Pro Tip: Some gearcase lubricant tubes have a special nozzle that makes it easier to fill the lower unit. It’s like a little toothpaste tube for your engine!

6. Grease Fittings: Lube Those Joints!
Locate all the grease fittings on your engine and apply a generous amount of marine grease. This will help to lubricate the moving parts and prevent corrosion. Pay special attention to the steering arm, tilt tube, and any other points where metal parts rub together. Don’t be shy; give ‘em a good dollop of grease!
7. Disconnect the Battery: Power Down!
Disconnect the battery and store it in a cool, dry place. Clean the battery terminals with a wire brush to remove any corrosion. You can also use a battery maintainer to keep the battery charged over the winter. This will help to extend the life of your battery.
8. Inspect and Clean: A Little TLC Goes a Long Way
Take some time to inspect your engine for any signs of damage or wear. Check the propeller for dings or cracks. Inspect the fuel lines for cracks or leaks. Tighten any loose bolts or screws. Now's the time to catch those little problems before they become big headaches.
Clean the exterior of the engine with soap and water. Remove any dirt, grime, or salt buildup. You can also apply a coat of wax to protect the paint from the elements. It's like giving your engine a spa day!

9. Storage: Find a Safe Haven
Store your engine in a cool, dry, and well-ventilated place. If possible, store it indoors. If you have to store it outdoors, cover it with a waterproof cover to protect it from the elements. Consider raising the engine off the ground, even just a few inches, to prevent moisture from wicking up and causing corrosion.
Important: Do NOT store your engine in a place where it could be exposed to extreme temperatures. Heat and cold can both damage the engine and its components.
10. Final Checks: Double-Check Everything!
Before you walk away, take one last look at everything. Make sure you've completed all the steps on the checklist. Double-check that all the screws and bolts are tightened. Make sure the engine is properly stored. It's always better to be safe than sorry!
Bonus Tips and Tricks: Level Up Your Winterizing Game
- Label everything: Label any parts that you remove so you know where they go when you reassemble the engine in the spring. Use masking tape and a permanent marker. It's like a little treasure hunt for your future self!
- Take pictures: Take pictures of the engine before you start disassembling it. This can be helpful as a reference when you're putting it back together.
- Use a checklist: Create a checklist of all the steps you need to take to winterize your engine. This will help you stay organized and make sure you don't miss anything.
- Consult your owner's manual: Your owner's manual is your best resource for information about your specific engine model.

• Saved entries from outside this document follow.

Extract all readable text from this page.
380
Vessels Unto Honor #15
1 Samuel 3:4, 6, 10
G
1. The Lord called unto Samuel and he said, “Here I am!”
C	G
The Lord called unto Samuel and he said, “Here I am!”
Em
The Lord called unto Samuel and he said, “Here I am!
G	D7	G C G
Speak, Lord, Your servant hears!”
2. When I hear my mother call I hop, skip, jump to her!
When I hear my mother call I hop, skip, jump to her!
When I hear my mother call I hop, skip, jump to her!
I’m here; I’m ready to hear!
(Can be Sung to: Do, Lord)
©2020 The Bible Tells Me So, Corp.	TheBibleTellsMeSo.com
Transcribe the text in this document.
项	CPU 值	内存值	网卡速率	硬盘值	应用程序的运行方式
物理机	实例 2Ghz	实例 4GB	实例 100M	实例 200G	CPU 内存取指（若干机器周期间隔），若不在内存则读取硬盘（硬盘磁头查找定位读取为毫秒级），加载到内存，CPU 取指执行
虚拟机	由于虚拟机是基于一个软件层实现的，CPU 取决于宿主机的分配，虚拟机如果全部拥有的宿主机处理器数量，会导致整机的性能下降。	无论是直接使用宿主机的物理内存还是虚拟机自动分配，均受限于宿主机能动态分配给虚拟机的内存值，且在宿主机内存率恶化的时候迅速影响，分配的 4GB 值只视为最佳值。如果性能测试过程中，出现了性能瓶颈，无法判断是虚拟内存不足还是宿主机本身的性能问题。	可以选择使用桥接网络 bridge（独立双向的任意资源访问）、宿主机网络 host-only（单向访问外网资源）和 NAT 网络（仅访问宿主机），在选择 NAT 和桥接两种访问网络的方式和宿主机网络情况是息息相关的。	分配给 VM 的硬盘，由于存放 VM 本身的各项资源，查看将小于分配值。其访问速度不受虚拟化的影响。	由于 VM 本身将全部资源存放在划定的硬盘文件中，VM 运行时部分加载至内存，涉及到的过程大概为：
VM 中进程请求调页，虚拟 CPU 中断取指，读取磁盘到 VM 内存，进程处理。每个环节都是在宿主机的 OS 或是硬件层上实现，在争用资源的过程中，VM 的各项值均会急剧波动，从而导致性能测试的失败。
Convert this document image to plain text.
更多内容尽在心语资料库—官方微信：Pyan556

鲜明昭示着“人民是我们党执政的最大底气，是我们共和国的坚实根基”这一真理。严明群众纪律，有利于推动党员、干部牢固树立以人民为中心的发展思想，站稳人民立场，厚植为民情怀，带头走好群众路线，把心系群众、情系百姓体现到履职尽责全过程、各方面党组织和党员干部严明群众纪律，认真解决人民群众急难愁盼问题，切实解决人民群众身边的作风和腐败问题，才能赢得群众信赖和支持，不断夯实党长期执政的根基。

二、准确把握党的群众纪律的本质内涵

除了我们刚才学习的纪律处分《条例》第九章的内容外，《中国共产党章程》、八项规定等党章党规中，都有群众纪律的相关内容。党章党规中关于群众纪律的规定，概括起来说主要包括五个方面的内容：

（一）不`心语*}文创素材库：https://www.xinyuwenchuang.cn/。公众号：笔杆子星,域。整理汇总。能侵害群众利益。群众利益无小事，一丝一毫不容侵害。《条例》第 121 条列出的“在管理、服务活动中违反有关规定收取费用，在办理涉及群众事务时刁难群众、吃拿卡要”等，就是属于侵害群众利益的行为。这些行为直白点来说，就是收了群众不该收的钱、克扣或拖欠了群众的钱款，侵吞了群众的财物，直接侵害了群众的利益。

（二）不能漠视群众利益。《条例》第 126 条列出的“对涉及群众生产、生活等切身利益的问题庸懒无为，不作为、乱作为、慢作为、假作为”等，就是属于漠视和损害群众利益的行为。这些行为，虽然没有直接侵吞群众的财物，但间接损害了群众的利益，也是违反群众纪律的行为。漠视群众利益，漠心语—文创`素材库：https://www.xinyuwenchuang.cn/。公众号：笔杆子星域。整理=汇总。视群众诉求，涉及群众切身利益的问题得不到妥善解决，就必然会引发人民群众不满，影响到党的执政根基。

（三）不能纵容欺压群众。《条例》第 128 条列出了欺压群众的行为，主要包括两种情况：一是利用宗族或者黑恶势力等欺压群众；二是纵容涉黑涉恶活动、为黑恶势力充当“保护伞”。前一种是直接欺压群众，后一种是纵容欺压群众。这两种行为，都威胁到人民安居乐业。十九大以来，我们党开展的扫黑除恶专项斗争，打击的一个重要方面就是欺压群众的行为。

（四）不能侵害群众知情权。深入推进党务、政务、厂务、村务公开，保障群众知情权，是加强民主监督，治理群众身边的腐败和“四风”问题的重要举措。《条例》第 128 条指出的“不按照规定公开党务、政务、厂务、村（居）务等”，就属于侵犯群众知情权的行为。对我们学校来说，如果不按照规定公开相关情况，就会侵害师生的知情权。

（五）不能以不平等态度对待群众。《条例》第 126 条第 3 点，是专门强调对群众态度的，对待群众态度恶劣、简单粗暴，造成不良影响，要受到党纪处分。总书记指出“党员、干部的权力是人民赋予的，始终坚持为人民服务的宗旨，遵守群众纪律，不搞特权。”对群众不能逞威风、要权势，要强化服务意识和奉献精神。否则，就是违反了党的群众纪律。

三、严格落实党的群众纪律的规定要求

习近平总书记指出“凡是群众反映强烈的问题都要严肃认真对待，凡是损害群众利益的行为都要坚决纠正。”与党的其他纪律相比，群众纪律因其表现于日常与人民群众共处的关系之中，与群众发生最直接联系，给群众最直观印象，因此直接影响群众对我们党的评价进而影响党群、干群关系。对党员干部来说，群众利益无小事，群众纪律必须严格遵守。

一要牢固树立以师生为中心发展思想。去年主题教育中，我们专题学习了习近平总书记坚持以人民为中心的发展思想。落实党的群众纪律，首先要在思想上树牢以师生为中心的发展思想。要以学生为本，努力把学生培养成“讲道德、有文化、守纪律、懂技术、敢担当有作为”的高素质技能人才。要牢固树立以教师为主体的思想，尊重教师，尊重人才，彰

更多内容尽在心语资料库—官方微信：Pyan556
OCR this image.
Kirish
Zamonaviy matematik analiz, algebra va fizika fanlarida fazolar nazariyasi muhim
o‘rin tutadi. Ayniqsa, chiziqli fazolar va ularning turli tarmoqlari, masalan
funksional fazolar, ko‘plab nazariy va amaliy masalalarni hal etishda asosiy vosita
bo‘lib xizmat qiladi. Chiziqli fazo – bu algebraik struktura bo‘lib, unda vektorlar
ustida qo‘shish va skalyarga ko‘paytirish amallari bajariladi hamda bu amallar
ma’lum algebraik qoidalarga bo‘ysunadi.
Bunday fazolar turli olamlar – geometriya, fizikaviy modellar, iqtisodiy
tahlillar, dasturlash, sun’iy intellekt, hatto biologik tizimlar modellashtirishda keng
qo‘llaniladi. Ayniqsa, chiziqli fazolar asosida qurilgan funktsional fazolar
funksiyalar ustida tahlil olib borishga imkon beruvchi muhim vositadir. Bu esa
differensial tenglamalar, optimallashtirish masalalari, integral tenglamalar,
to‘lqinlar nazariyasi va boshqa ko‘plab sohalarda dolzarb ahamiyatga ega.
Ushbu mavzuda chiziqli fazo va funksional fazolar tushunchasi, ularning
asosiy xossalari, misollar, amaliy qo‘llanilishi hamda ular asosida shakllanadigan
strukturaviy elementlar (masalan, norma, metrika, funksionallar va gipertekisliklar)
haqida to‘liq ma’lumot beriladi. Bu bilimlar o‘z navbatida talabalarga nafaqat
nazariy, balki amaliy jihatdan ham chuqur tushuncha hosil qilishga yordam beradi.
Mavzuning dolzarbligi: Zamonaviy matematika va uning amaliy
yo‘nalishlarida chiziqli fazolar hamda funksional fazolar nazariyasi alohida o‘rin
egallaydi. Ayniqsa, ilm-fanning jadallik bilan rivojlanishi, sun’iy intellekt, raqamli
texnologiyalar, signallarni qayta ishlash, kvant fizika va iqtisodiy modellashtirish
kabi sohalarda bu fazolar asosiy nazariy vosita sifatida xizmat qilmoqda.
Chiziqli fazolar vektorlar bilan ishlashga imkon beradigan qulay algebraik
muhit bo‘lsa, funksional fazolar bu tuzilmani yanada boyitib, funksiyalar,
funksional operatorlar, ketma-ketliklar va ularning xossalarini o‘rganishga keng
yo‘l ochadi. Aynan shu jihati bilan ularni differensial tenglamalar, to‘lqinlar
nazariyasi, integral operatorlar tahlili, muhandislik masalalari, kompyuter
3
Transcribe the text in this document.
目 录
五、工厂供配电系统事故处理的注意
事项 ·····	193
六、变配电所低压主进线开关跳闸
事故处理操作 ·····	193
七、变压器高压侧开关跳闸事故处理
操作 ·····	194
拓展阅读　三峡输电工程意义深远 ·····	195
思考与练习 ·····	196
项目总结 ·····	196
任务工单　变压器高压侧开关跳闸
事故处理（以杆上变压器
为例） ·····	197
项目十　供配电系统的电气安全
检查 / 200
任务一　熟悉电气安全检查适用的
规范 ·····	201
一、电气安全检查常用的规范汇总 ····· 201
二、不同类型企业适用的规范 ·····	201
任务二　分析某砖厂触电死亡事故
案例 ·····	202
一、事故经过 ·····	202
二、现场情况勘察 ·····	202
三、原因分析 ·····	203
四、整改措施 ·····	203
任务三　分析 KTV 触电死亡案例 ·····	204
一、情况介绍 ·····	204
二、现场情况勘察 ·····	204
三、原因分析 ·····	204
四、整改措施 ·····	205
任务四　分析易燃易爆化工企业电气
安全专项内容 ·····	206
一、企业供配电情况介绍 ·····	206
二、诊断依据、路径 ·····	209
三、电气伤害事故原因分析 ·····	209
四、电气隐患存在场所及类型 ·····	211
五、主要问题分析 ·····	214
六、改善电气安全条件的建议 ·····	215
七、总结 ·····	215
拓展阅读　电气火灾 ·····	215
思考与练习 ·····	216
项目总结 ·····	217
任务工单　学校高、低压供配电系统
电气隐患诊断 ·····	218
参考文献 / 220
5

Refer to it for any specific instructions or recommendations.
- Ask for help: If you're not comfortable winterizing your engine yourself, don't be afraid to ask for help from a qualified mechanic. It's better to pay a little bit now than to pay a lot later for repairs.
Congratulations! You've Winterized Your Two-Stroke Outboard Motor!
Give yourself a pat on the back! You've successfully winterized your two-stroke outboard motor. Now you can rest easy knowing that your engine is protected from the elements and will be ready to go when spring rolls around. Time to celebrate with another cup of coffee (or something stronger!). See you on the water next season!
Remember, proper winterization can significantly extend the life of your engine and save you money in the long run. So, take the time to do it right, and you'll be rewarded with years of trouble-free boating.